Photo courtesy The Natural Stone Institute.
by Charles Muehlbauer
Natural stone products have perhaps the longest history of use of any construction material. Their usage was often governed by empirical design methods because everyone was comfortable with “the way things were being done.”
Materials introduced in modern eras typically underwent more vigorous testing and engineering to prove their worthiness as a construction component. For example, the number of standards and test methods for the use of steel in construction far outweighs the ones for stone. One of the reasons for this is steel, having been used in construction for only a couple of centuries, needed those quality control (QC) assurances to gain acceptance in the industry. Stone, with several millennia of historic use, did not require a similar validation of its usefulness in construction.
However, stone construction methods have changed; the days of loadbearing masonry walls built with massive, cubic sections of stone are no longer. Driven by cost-reduction desires and energy-efficiency requirements, today’s stone cladding is usually quite thin, frequently in the 30-mm (1 3⁄16-in.) range. This thin shell of stone then needs to be attached to the structure of the building by one of two methods: adhesion or mechanical anchorage.
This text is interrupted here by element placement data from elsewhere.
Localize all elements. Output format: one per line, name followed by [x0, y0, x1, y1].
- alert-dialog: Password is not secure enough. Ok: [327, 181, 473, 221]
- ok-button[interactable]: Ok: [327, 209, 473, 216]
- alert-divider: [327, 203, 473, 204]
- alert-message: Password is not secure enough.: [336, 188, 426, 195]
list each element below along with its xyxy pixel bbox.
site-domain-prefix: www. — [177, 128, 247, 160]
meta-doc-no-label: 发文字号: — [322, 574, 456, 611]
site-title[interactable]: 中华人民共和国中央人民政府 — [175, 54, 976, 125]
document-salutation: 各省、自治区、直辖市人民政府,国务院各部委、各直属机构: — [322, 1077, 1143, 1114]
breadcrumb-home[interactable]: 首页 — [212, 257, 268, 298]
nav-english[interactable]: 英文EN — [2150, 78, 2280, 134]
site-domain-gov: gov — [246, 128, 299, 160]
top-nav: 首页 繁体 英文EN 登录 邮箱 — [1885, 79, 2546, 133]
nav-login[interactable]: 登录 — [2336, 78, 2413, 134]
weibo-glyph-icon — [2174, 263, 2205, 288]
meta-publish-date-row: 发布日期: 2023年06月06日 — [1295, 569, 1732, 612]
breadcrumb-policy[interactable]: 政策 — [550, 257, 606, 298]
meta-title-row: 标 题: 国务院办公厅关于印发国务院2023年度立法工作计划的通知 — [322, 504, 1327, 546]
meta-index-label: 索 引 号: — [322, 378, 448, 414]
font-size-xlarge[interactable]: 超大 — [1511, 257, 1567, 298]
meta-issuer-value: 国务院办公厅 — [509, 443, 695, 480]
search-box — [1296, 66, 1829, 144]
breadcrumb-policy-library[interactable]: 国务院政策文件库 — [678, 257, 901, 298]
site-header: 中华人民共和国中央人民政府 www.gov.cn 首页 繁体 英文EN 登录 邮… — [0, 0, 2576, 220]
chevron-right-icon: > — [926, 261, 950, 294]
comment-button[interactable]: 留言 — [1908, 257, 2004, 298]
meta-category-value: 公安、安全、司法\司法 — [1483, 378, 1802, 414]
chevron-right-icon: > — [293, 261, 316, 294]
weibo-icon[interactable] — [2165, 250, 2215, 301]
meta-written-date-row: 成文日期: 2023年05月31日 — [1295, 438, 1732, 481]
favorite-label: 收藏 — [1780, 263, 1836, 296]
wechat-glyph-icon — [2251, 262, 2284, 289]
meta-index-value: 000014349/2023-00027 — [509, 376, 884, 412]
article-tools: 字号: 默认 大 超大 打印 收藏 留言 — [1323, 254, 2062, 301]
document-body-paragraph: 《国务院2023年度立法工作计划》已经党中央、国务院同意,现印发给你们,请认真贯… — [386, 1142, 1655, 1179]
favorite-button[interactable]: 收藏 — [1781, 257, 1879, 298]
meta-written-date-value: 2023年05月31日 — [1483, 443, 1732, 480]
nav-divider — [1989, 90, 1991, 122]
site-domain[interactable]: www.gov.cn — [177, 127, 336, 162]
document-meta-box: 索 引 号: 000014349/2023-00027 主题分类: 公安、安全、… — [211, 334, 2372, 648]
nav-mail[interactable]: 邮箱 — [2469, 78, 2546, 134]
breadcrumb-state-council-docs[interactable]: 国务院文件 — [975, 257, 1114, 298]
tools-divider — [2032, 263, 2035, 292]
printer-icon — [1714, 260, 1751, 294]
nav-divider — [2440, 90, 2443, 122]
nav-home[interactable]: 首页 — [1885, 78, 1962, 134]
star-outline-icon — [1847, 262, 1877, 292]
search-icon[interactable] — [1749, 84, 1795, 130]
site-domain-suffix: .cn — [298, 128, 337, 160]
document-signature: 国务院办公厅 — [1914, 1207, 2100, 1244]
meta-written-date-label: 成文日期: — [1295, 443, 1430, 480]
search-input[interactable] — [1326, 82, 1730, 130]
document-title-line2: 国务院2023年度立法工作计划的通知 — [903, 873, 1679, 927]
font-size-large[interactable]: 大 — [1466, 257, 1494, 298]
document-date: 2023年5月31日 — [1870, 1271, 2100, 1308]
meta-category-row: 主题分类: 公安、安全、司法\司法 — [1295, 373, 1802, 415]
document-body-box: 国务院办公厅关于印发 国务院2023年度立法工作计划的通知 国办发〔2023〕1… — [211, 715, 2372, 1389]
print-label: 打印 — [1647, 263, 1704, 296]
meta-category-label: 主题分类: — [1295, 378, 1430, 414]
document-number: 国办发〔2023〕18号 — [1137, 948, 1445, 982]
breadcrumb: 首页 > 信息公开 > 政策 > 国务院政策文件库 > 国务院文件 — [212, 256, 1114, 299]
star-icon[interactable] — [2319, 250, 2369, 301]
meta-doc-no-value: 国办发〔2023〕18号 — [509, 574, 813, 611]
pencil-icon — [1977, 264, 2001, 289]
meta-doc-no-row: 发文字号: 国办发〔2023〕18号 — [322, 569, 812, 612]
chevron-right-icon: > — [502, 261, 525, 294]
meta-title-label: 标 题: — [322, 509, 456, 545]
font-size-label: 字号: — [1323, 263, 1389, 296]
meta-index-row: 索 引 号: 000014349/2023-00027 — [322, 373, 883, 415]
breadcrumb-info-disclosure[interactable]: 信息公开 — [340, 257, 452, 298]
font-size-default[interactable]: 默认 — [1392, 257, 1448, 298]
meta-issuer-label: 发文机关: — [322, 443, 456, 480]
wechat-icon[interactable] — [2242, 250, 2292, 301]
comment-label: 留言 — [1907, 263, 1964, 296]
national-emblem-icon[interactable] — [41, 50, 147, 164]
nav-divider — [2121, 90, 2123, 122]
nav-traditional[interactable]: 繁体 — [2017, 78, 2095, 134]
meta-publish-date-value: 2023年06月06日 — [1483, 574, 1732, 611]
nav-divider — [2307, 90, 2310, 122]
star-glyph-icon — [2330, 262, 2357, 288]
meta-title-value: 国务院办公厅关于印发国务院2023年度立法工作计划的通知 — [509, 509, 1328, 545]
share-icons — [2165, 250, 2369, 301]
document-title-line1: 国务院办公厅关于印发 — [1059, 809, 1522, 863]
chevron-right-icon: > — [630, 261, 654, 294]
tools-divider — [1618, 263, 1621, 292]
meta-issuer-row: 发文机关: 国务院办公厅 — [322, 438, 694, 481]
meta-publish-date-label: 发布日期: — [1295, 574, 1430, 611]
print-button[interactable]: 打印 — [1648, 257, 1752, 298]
Both adhesive and mechanical anchorage are used and accepted. However, there are limitations on what can be adhesively attached. Adhesive attachment of any masonry unit is limited to products not exceeding 73 kg/m2 (15 lb/sf) unit weight, 0.5 m2 (5 sf) in unit area, and 0.9 m (3 ft) in either the vertical or horizontal dimension. Stone products heavier or larger than these parameters must be mechanically anchored to the building.
Surprisingly, on smaller projects of less than perhaps several hundred square meters, the capacity of these anchors may not actually get tested. This is particularly true when an engineer’s stamp is not required on the stone anchorage design. Similar to the spacing of brick ties in a façade, there are industry-published “rules of thumb” about how many anchors are to be used for a given area of stone panel.
For instance, Chapter 15 of the Natural Stone Institute’s (NSI’s) Dimension Stone Design Manual recommends using four anchors for panels up to 1.1 m2 (12 sf), and two extra anchors for every additional 0.75 m2 (8 sf). The recommendation is accompanied by a host of cautions, as it should be, since multiple anchorage locations on a stone panel do not always equate to uniform loading of those anchors, and there needs to be some discretion used in the selection and performance verification of the anchor in the stone. However, for someone applying a stone base course to a retail store front, following this rule of thumb is likely adequate. If the stone is being installed at higher levels or in regions of greater loads, building professionals need to get serious about verifying loads, anchor capacities, and safety factors.
Testing stone anchorage
ASTM C1242, Standard Guide for Selection, Design, and Installation of Dimension Stone Attachment Systems, governs natural dimension stone attachments. This guide is written from the perspective of “best practices” as opposed to a “minimum practices” guide. It is also written with frequent usage of permissive language, as opposed to mandatory language. Therefore, much of the guide’s content is to be interpreted as suggestion rather than rule.
It is also unlikely it will ever be referenced in building codes, since they are always written in mandatory language and focus on minimum standards required for public safety, rather than best practices. Being a guide makes the enforcement of ASTM C1242’s content much more difficult, yet the document contains valuable information. It is one of the few documents with recommended safety factors for stone attachments.
Predictably, the recommendation is accompanied by a host of cautions and warnings saying the factors of safety may not be adequate in all cases, but they at least provide a starting point from which one can make modifications. The recommended factors of safety in ASTM C1242 vary greatly by the geological type of stone, as seen in Figure 1. It may seem alarming to some people to know travertine, for example, is recommended to have almost three times the factor of safety as granite. However, the recommendations are influenced by the variability of the stone and the concern of strength degradation over time. Sedimentary stones, such as limestone, travertine, and sandstone, are typically the most variable types.
Physical and mechanical test results in these stones will frequently have noisy data sets with large standard deviations. Additionally, there is no published test method within ASTM to assess degradation of strength due to weathering exposure. Both the variability of the material and the concern of possible degradation of strength over time are unknowns which the authors of ASTM C1242 have guarded against by recommending a high factor of safety.
There are two methods within ASTM to test stone anchorage. One is ASTM C1354, Standard Test Method for Strength of Individual Stone Anchorages in Dimension Stone. The other is a far more involved procedure titled ASTM C1201, Standard Test Method for Structural Performance of Exterior Dimension Stone Cladding Systems by Uniform Static Air Pressure Difference. ASTM C1201 was originally published in 1991, and the ASTM C1354 procedure did not arrive until five years later. This does not mean anchors were not tested prior to 1996, but that there was no standardized, published protocol for the laboratory to follow.